A Nador, il congresso internazionale sulle zone umide

“Zone umide, bacini idrografici e sviluppo locale” è stato il tema della 2° Conferenza Internazionale, organizzata dalla facoltà pluridisciplinare di Nador, in collaborazione con l’Osservatorio della Laguna Marchica di Nador e Regioni Limitrofe (OLMAN-RL) e l’Università Mohammed Premier di Oujda, dal 25 al 27 aprile 2019.

I lavori sono iniziati con il discorso di apertura del Rettore della Facoltà, che ha elogiato gli sforzi dei membri dei comitati organizzatori e scientifici.
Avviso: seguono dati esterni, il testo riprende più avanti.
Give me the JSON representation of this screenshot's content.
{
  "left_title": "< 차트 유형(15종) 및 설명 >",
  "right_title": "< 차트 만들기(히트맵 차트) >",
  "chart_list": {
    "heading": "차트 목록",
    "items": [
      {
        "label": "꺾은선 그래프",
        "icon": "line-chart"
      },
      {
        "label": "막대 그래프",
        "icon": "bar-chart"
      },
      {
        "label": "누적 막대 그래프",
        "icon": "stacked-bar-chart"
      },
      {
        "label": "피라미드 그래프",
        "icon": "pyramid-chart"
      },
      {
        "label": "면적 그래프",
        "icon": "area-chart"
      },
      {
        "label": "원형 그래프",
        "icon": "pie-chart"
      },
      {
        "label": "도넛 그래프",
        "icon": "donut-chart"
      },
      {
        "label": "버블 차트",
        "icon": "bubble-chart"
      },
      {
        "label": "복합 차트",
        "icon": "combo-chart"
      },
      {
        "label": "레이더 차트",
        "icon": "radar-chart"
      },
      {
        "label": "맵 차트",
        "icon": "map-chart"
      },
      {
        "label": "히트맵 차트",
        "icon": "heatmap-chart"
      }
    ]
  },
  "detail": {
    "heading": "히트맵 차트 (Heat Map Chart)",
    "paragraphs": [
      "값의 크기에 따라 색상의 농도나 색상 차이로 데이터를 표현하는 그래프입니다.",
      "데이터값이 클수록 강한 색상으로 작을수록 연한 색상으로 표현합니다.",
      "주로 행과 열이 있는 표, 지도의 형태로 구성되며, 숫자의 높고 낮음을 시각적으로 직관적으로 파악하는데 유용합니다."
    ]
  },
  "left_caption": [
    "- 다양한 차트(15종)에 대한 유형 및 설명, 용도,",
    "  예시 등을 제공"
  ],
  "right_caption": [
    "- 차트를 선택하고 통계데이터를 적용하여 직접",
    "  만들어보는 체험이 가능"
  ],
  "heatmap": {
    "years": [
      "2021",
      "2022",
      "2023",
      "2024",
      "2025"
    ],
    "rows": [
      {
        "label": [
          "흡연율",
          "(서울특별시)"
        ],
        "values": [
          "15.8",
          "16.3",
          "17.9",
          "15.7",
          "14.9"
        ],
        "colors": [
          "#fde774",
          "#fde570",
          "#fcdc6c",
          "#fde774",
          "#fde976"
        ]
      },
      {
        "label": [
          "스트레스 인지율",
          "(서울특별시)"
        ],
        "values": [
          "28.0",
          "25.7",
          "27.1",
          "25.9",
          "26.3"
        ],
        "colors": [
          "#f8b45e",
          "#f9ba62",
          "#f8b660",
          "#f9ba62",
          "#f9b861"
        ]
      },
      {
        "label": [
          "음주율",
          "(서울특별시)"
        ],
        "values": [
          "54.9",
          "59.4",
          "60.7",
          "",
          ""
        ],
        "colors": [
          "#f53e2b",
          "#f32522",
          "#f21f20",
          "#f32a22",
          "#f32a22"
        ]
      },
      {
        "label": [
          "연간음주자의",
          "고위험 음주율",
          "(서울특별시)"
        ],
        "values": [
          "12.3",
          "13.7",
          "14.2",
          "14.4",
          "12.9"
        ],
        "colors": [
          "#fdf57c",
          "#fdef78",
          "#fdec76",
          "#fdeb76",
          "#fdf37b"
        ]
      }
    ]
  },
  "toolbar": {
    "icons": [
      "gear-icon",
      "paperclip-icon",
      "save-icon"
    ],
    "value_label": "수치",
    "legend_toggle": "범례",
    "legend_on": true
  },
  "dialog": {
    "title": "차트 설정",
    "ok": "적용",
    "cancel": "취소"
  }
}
Il Responsabile del Dipartimento di biologia, nel suo discorso ha sottolineato l’importanza di studiare le zone umide, molto numerose nella Regione orientale del Marocco e il loro ruolo nello sviluppo locale. Ha inoltre evidenziato l’importanza di preservare queste aree come importantissimo patrimonio naturale.

I partecipanti a questo congresso hanno discusso argomenti relativi a ambiente e acquacoltura, cultura delle zone umide e conservazione e sviluppo delle zone umide.

L’evento ha inoltre sottolineato l’importante ruolo svolto dalle zone umide nello sviluppo sostenibile.

Nel secondo giorno del Congresso è stata organizzata una visita presso alcune zone della regione tra cui il Monte Gourgou, la bocca di Wad Kert e la laguna Marchica di Nador, che sono classificati come siti RAMSAR, ossia zone umide di interesse internazionale, sulla base del trattato intergovernativo, firmato a Ramsar (Iran) nel 1971, che stabilisce le azioni per la conservazione e l’uso razionale delle zone umide e delle loro risorse.